As the government’s Digital India campaign takes off, the promise of using big data to take critical decisions seems like a great idea. But the same paradigm threatens to make invisible millions of Indians who do not generate any data, or do not want to do so.

No big data-driven decision making will work unless everyone is part of the big data map, and has control over what it takes away from them. In the absence of either, not only will it severely imbalance decision-making, it will also pose a significant threat to democracy and fundamental rights as people lose control over their data.

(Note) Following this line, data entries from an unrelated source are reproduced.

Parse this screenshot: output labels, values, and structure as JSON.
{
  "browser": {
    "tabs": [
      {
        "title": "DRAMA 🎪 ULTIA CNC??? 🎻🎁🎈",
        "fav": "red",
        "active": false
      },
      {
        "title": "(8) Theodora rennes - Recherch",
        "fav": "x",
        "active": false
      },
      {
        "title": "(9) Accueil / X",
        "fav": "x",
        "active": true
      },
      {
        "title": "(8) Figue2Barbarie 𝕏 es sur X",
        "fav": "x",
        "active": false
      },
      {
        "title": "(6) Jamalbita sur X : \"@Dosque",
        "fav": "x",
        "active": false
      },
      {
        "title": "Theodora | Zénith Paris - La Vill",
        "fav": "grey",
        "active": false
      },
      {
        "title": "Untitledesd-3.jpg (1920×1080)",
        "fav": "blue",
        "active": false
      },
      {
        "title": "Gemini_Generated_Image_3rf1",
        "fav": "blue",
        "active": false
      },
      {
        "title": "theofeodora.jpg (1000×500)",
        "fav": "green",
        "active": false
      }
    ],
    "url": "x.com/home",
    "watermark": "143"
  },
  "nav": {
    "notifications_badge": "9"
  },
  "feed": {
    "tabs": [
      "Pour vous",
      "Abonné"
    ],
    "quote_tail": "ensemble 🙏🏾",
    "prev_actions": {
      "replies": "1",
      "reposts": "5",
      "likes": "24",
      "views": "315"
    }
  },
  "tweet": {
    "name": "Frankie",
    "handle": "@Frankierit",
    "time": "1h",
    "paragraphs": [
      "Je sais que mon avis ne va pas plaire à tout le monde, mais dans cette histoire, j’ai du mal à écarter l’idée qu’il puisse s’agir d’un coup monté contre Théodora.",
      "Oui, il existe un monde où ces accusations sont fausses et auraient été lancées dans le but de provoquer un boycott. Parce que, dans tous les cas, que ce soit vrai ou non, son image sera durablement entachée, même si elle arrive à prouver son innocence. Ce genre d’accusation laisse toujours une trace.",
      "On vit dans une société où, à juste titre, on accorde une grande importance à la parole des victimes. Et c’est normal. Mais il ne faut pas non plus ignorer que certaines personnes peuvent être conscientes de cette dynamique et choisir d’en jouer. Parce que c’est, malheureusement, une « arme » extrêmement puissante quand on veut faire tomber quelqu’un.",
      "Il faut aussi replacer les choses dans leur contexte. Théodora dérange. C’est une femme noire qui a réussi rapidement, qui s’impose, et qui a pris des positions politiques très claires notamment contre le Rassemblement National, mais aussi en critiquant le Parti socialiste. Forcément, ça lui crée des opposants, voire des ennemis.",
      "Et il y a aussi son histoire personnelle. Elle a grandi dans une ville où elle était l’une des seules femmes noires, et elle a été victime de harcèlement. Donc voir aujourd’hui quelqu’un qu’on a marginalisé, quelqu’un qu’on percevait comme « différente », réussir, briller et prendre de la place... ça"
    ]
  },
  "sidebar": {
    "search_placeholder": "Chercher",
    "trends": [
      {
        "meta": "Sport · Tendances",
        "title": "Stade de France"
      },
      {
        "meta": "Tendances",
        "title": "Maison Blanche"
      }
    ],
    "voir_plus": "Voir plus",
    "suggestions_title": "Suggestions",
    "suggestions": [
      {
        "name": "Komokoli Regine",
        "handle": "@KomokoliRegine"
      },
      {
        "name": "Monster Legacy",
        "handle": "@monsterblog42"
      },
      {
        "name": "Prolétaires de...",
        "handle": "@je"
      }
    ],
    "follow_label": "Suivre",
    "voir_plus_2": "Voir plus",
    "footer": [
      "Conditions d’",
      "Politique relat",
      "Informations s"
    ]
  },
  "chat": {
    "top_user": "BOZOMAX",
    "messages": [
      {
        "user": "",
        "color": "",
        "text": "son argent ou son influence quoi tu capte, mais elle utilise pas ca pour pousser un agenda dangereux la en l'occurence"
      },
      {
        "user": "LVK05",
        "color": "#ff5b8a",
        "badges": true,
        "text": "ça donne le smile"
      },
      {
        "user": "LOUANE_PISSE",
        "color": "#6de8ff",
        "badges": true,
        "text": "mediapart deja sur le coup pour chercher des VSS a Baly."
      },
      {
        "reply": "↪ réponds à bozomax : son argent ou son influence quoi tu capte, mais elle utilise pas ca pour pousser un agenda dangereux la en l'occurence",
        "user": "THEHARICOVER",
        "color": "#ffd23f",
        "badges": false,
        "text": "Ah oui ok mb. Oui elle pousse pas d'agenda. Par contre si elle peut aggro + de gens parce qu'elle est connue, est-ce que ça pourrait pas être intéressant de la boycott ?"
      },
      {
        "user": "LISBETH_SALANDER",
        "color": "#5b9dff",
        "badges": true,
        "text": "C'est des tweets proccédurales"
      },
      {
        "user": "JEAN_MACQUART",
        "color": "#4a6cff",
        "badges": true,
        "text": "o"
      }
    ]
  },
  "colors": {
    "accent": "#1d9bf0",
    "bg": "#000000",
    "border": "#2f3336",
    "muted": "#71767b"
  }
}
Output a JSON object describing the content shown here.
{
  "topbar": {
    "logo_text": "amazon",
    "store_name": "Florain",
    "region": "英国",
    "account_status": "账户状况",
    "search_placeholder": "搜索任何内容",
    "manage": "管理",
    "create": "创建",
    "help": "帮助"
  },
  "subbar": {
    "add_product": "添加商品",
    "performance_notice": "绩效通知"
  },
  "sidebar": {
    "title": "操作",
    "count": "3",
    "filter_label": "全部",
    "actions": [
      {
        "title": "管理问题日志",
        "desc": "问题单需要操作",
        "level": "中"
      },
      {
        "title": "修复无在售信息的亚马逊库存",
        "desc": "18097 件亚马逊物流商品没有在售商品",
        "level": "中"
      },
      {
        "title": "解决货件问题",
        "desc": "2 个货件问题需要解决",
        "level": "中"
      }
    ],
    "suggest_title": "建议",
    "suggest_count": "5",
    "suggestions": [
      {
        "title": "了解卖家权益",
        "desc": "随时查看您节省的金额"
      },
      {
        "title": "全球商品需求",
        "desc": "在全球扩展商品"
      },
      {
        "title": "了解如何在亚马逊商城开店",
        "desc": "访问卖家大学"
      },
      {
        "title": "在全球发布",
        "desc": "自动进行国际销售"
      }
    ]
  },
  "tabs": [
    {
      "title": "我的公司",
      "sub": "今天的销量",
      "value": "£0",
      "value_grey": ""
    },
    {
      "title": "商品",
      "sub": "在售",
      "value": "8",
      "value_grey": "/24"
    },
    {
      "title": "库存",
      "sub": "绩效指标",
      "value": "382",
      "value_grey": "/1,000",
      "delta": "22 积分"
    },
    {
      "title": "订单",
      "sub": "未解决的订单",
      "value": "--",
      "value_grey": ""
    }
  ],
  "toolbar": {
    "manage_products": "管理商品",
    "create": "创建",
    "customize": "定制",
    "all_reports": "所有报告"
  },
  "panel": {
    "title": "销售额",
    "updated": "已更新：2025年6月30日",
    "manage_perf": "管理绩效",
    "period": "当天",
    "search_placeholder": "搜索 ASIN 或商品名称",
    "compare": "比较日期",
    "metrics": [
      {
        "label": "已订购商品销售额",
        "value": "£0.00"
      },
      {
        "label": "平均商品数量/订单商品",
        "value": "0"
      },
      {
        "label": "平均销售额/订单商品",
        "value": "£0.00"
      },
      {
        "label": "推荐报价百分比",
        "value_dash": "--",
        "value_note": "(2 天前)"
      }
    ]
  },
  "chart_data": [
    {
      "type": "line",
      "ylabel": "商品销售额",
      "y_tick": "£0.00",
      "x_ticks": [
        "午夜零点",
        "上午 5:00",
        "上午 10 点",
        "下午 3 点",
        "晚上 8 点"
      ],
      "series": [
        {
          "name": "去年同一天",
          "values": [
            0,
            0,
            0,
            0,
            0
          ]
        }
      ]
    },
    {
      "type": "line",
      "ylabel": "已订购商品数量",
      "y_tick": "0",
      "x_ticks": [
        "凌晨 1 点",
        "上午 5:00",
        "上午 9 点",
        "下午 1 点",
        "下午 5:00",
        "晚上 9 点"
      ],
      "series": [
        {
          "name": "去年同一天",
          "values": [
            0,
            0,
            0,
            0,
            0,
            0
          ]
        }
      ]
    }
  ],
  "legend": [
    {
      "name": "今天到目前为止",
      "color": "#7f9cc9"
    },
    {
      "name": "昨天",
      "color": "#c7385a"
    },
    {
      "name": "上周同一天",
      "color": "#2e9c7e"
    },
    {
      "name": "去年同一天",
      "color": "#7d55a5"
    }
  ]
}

One of the biggest databases in India is that of the Aadhaar project, which holds the biometrics details of citizens. It started as a welfare project, but the Aadhaar Act has a clause stating that any data held by it can now be accessed by the government and its agencies for what is described as “national security” purposes. However, it fails to define what exactly constitutes national security. This makes citizens vulnerable to the state, which can access their data easily. This is a huge cause for concern especially as India still does not have a law in place to protect the fundamental right to privacy of its citizens.

As in the case of Aadhaar, the citizen has remained a bystander in the decision to demonetise high-value notes too.

This leads to a more fundamental issue. While the data of citizens is becoming more accessible to the government and those who are close to it, the data about the government, and those who work for it, is increasingly difficult to access. This ensures that any big data flow will mostly be in the direction of the government, marginalising the disadvantaged sections of citizens even further.

As the sudden demonetisation drive has now established, momentous decisions can be taken the name of the welfare of the people, ironically, without them getting an opportunity to articulate their views on it.